Queste a altre simili istanze si scontrano con la prevalente concezione di un realismo politico che giustifica la presenza in questo settore di mercato non solo per battere la forte concorrenza esistente, ma anche per la pretesa possibilità di incidere sulle scelte di politica internazionali del Paese acquirente. E questo nonostante il fatto che, ad esempio, nel caos libico post 2011, l’Egitto sia uno dei sostenitori del generale Haftar che controlla la Cirenaica in lotta contro il governo di Tripoli, riconosciuto dall’Italia.

In questo marasma, la buona notizia da cogliere è senz’altro la crescita, nonostante tutto, della società civile disposta ad esporsi nella difesa dei diritti umani. La grazia concessa dal generale al Sisi si è estesa infatti anche a Mohamed el-Baqer, un giovane avvocato direttore dell’Adalah Center for Rights and Freedoms, finora rinchiuso in un carcere di massima sicurezza de Il Cairo (Tora 2) che le ong segnalano per condizioni di detenzioni definite “crudeli e disumane”.
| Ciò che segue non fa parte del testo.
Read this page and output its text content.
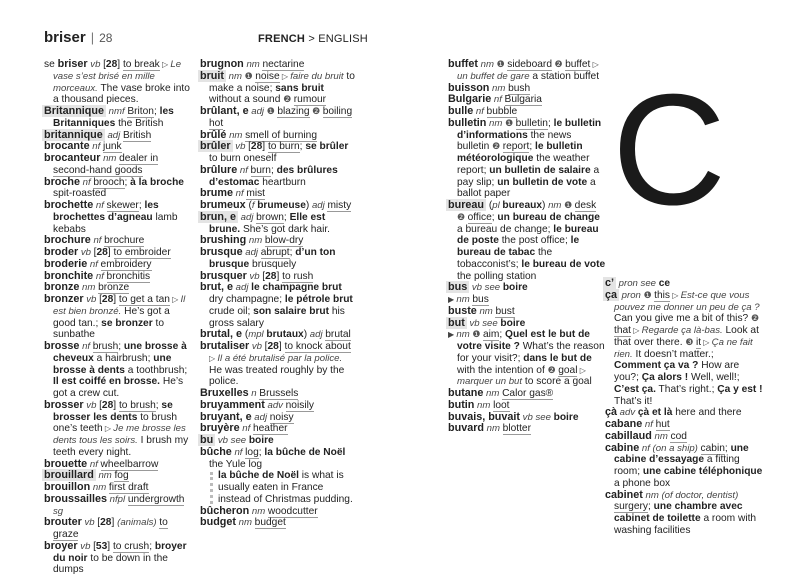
briser | 28	FRENCH > ENGLISH
C

se briser vb [28] to break ▷ Le vase s’est brisé en mille morceaux. The vase broke into a thousand pieces.

Britannique nmf Briton; les Britanniques the British

britannique adj British

brocante nf junk

brocanteur nm dealer in second-hand goods

broche nf brooch; à la broche spit-roasted

brochette nf skewer; les brochettes d’agneau lamb kebabs

brochure nf brochure

broder vb [28] to embroider

broderie nf embroidery

bronchite nf bronchitis

bronze nm bronze

bronzer vb [28] to get a tan ▷ Il est bien bronzé. He’s got a good tan.; se bronzer to sunbathe

brosse nf brush; une brosse à cheveux a hairbrush; une brosse à dents a toothbrush; Il est coiffé en brosse. He’s got a crew cut.

brosser vb [28] to brush; se brosser les dents to brush one’s teeth ▷ Je me brosse les dents tous les soirs. I brush my teeth every night.

brouette nf wheelbarrow

brouillard nm fog

brouillon nm first draft

broussailles nfpl undergrowth sg

brouter vb [28] (animals) to graze

broyer vb [53] to crush; broyer du noir to be down in the dumps

brugnon nm nectarine

bruit nm ❶ noise ▷ faire du bruit to make a noise; sans bruit without a sound ❷ rumour

brûlant, e adj ❶ blazing ❷ boiling hot

brûlé nm smell of burning

brûler vb [28] to burn; se brûler to burn oneself

brûlure nf burn; des brûlures d’estomac heartburn

brume nf mist

brumeux (f brumeuse) adj misty

brun, e adj brown; Elle est brune. She’s got dark hair.

brushing nm blow-dry

brusque adj abrupt; d’un ton brusque brusquely

brusquer vb [28] to rush

brut, e adj le champagne brut dry champagne; le pétrole brut crude oil; son salaire brut his gross salary

brutal, e (mpl brutaux) adj brutal

brutaliser vb [28] to knock about ▷ Il a été brutalisé par la police. He was treated roughly by the police.

Bruxelles n Brussels

bruyamment adv noisily

bruyant, e adj noisy

bruyère nf heather

bu vb see boire

bûche nf log; la bûche de Noël the Yule log

la bûche de Noël is what is usually eaten in France instead of Christmas pudding.

bûcheron nm woodcutter

budget nm budget

buffet nm ❶ sideboard ❷ buffet ▷ un buffet de gare a station buffet

buisson nm bush

Bulgarie nf Bulgaria

bulle nf bubble

bulletin nm ❶ bulletin; le bulletin d’informations the news bulletin ❷ report; le bulletin météorologique the weather report; un bulletin de salaire a pay slip; un bulletin de vote a ballot paper

bureau (pl bureaux) nm ❶ desk ❷ office; un bureau de change a bureau de change; le bureau de poste the post office; le bureau de tabac the tobacconist’s; le bureau de vote the polling station

bus vb see boire

▶ nm bus

buste nm bust

but vb see boire

▶ nm ❶ aim; Quel est le but de votre visite ? What’s the reason for your visit?; dans le but de with the intention of ❷ goal ▷ marquer un but to score a goal

butane nm Calor gas®

butin nm loot

buvais, buvait vb see boire

buvard nm blotter

c’ pron see ce

ça pron ❶ this ▷ Est-ce que vous pouvez me donner un peu de ça ? Can you give me a bit of this? ❷ that ▷ Regarde ça là-bas. Look at that over there. ❸ it ▷ Ça ne fait rien. It doesn’t matter.; Comment ça va ? How are you?; Ça alors ! Well, well!; C’est ça. That’s right.; Ça y est ! That’s it!

çà adv çà et là here and there

cabane nf hut

cabillaud nm cod

cabine nf (on a ship) cabin; une cabine d’essayage a fitting room; une cabine téléphonique a phone box

cabinet nm (of doctor, dentist) surgery; une chambre avec cabinet de toilette a room with washing facilities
Il ministro degli Esteri Antonio Tajani ha detto espressamente che il governo italiano non considera la liberazione di Zaki come una contro partita offerta per accettare il silenzio italiano sul caso Regeni.

Esiste, quindi, tutto un universo di umanità che ha bisogno del sostegno della società civile internazionale per non ricadere nell’indifferenza e quindi nel buio della storia.  Come ha detto Riccardo Nuory, portavoce di Amnesty Italia, dopo la liberazione di Zaki, « è stata la campagna più originale di questo secolo, anche perché a guidarla c’è stata un’intera città (Bologna)».

Le stesse organizazioni sociali più responsabili,  non possono allo stesso tempo non affrontare la fondatezza costituzionale  delle tesi che giustificano le forniture di armi ad un regime che viola i diritti umani. Una questione centrale per la società e la politica intera.